Alla grande festa manca lui, Hooky. Non c'è, a quanto pare non ci sarà più, accecato com'è dall'astio nei confronti di Bernard dopo un buon trentennio di musica insieme. Ma gli altri si sono messi l'anima in pace: "Meglio così, non siamo una madre e un padre che devono restare insieme per il bene dei propri pargoli". Ciò che stupisce è che, in fondo, non si sente poi tanto la sua mancanza: non è facile rimpiazzare uno dei bassisti dal suono più riconoscibile degli ultimi quattro decenni, eppure il lavoro di Chapmancha è egregio in ogni brano del lotto.
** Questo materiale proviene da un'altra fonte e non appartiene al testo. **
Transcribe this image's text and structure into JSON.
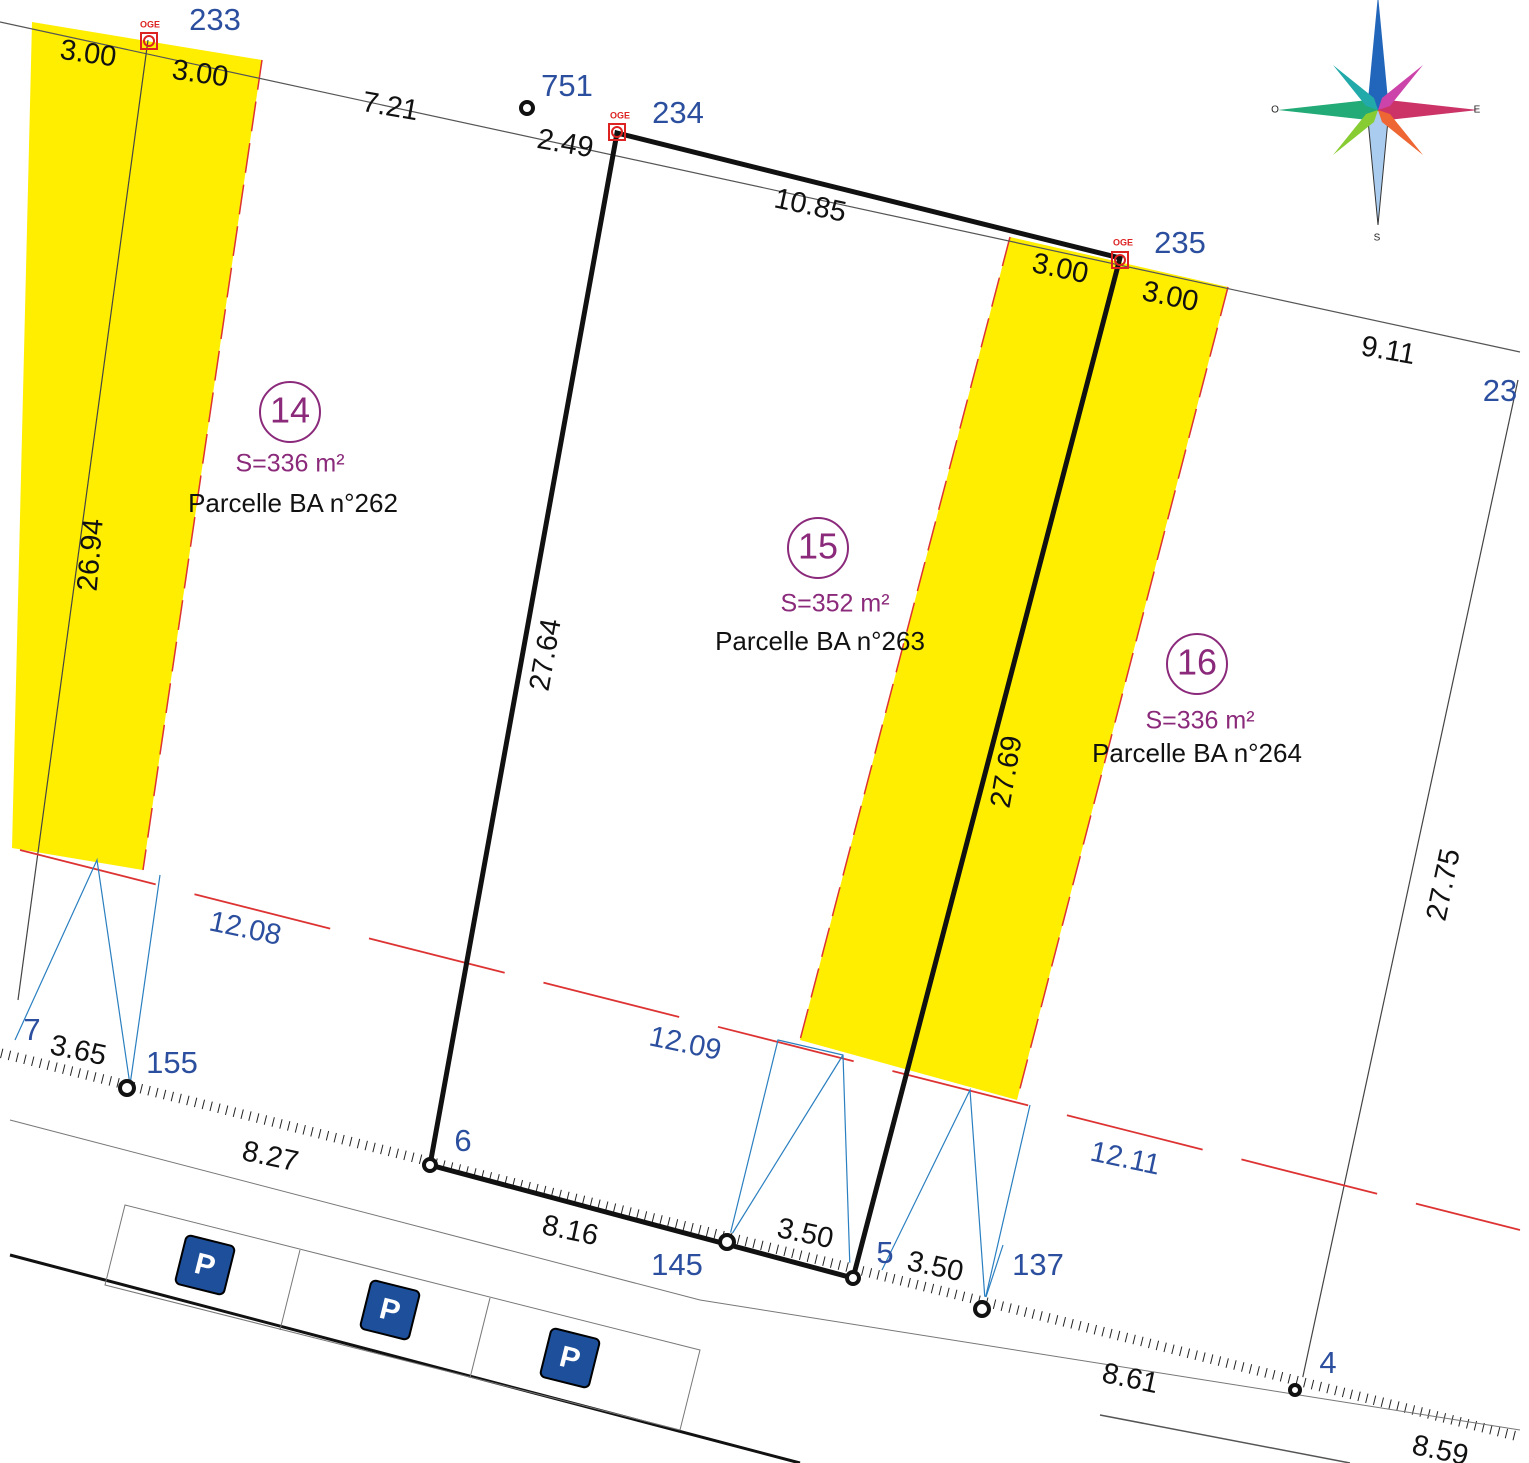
{
  "map": {
    "dimensions": [
      "3.00",
      "3.00",
      "7.21",
      "2.49",
      "10.85",
      "3.00",
      "3.00",
      "9.11",
      "26.94",
      "27.64",
      "27.69",
      "27.75",
      "12.08",
      "12.09",
      "12.11",
      "3.65",
      "8.27",
      "8.16",
      "3.50",
      "3.50",
      "8.61",
      "8.59"
    ],
    "points": [
      "233",
      "751",
      "234",
      "235",
      "23",
      "7",
      "155",
      "6",
      "145",
      "5",
      "137",
      "4"
    ],
    "markers": [
      "OGE",
      "OGE",
      "OGE"
    ],
    "parcels": [
      {
        "number": "14",
        "area": "S=336 m²",
        "name": "Parcelle BA n°262"
      },
      {
        "number": "15",
        "area": "S=352 m²",
        "name": "Parcelle BA n°263"
      },
      {
        "number": "16",
        "area": "S=336 m²",
        "name": "Parcelle BA n°264"
      }
    ],
    "compass": {
      "west": "O",
      "east": "E",
      "south": "S"
    }
  }
}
Il titolo dell'album scherza sulla musique concréte, la copertina di Peter Saville (uno di famiglia, lo sappiamo bene) richiama i tableau degli anni Venti di Piet Mondrian ma il suono è quanto di più fresco e accessibile ci si potesse aspettare. Al contempo squisitamente passatista e incastrata alla perfezione nel presente, "Music Complete" è la solita summa magistrale di riff dolceamari, beat irresistibili, energia creativa e un po' di sano mestiere che viene in soccorso quando si tratta di rendere meno insipido un brano come "Restless" (in debito tanto con "Regret" quanto con la meno datata "Turn"). Poi, che si tratti di un un addio, di un completamento di un percorso o dell'inizio di una nuova fase, poco davvero importa. Sin dal primo ascolto è fin troppo chiaro che i New Order sono di nuovo tra noi, e che se i risultati sono questi conviene tenerceli stretti.